Padeye, I’ll dig through GD and see if I can find anything, but I wanted to make my post clear, although if there was any information that one would like to add, please post.

Judging by the way Ft McMurray’s booming, it’s already plenty economically viable to extract oil from the tar sands. But it’s true that it’s much, much more expensive to extract oil there than it is to pull it out from under Saudi Arabia. Still, the cost is coming down as technologies are developed to improve how it’s done.

Actually after re-reading it 3x it seems like exactly the assumption you made.

Anyhoo (I use this term just because it peeves some people off) :wink:

As pointed out the earth will never run out of oil till the Earth itself is no more. But as also pointed out, as oil gets more expensive to extract, other fuels are comparativly cheaper. Now most of them currently depend on the price of oil (biofuel, in a recent Cecil post, require 2 gal of oil to make 1 gal of biofuel, so if the price of oil goes up so does biofuel. Nuke fuel is somewhat independant and competetive to oil right now, as oil prices increase, nuke power looks more attractive (too bad we arn’t building any nuke plants :frowning: ) It may aslo brign on a revolution of electric and hydrogen cars.

Coal is also plentiful and cheap, but considered ‘dirty’ (though clean coal tech has come a long way), A sudden decrease in oil supply I would wag would result in a sudden increase in coal, which we (USA) have a great supply of).

robby, that was the best and easiest to understand explanation of the situation that I have ever seen.
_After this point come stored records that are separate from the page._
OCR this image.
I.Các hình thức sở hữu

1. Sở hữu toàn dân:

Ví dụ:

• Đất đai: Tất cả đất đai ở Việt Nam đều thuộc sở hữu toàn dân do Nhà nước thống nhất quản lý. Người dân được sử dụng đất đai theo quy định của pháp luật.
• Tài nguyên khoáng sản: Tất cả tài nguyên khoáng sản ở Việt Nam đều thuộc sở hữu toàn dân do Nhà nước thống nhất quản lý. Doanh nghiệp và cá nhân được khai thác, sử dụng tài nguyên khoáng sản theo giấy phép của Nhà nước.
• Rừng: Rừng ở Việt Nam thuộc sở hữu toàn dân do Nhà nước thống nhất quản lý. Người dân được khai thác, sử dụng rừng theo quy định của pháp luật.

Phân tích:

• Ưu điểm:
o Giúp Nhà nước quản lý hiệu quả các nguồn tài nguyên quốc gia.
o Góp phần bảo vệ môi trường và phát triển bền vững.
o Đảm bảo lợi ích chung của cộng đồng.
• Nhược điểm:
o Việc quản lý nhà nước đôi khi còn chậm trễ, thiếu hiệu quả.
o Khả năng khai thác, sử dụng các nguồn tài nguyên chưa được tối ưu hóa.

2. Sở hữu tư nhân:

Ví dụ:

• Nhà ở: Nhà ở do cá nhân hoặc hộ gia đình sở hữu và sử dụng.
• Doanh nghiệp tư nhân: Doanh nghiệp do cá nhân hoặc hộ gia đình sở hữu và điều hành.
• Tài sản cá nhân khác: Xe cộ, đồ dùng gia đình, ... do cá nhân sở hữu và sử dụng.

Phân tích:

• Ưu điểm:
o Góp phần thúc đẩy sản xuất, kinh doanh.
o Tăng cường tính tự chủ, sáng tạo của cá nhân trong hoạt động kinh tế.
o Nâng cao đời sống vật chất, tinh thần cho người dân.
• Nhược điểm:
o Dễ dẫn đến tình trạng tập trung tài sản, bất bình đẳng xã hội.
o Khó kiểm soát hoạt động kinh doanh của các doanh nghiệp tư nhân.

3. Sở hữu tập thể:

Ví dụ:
I will remember it and pass it on. Thank you.

I did answer your question as it was stated. The flaw in the initial assumptionmakes a factual answer difficult to impossible. The lead time to develop new technology will depend on the motivation to do so. While oil is cheap there is little financial incentive to do intensive research that can’t return a profit. As oil becomes more expensive it will gradually become more profitable to research alternate energy sources.

You also may want to draw a distinction between true energy sources and alternate fuels. Hydrogen is a fuel but not an alternative energy source as it isn’t found in nature apart from that contained in hydrocarbon fuels and biomass.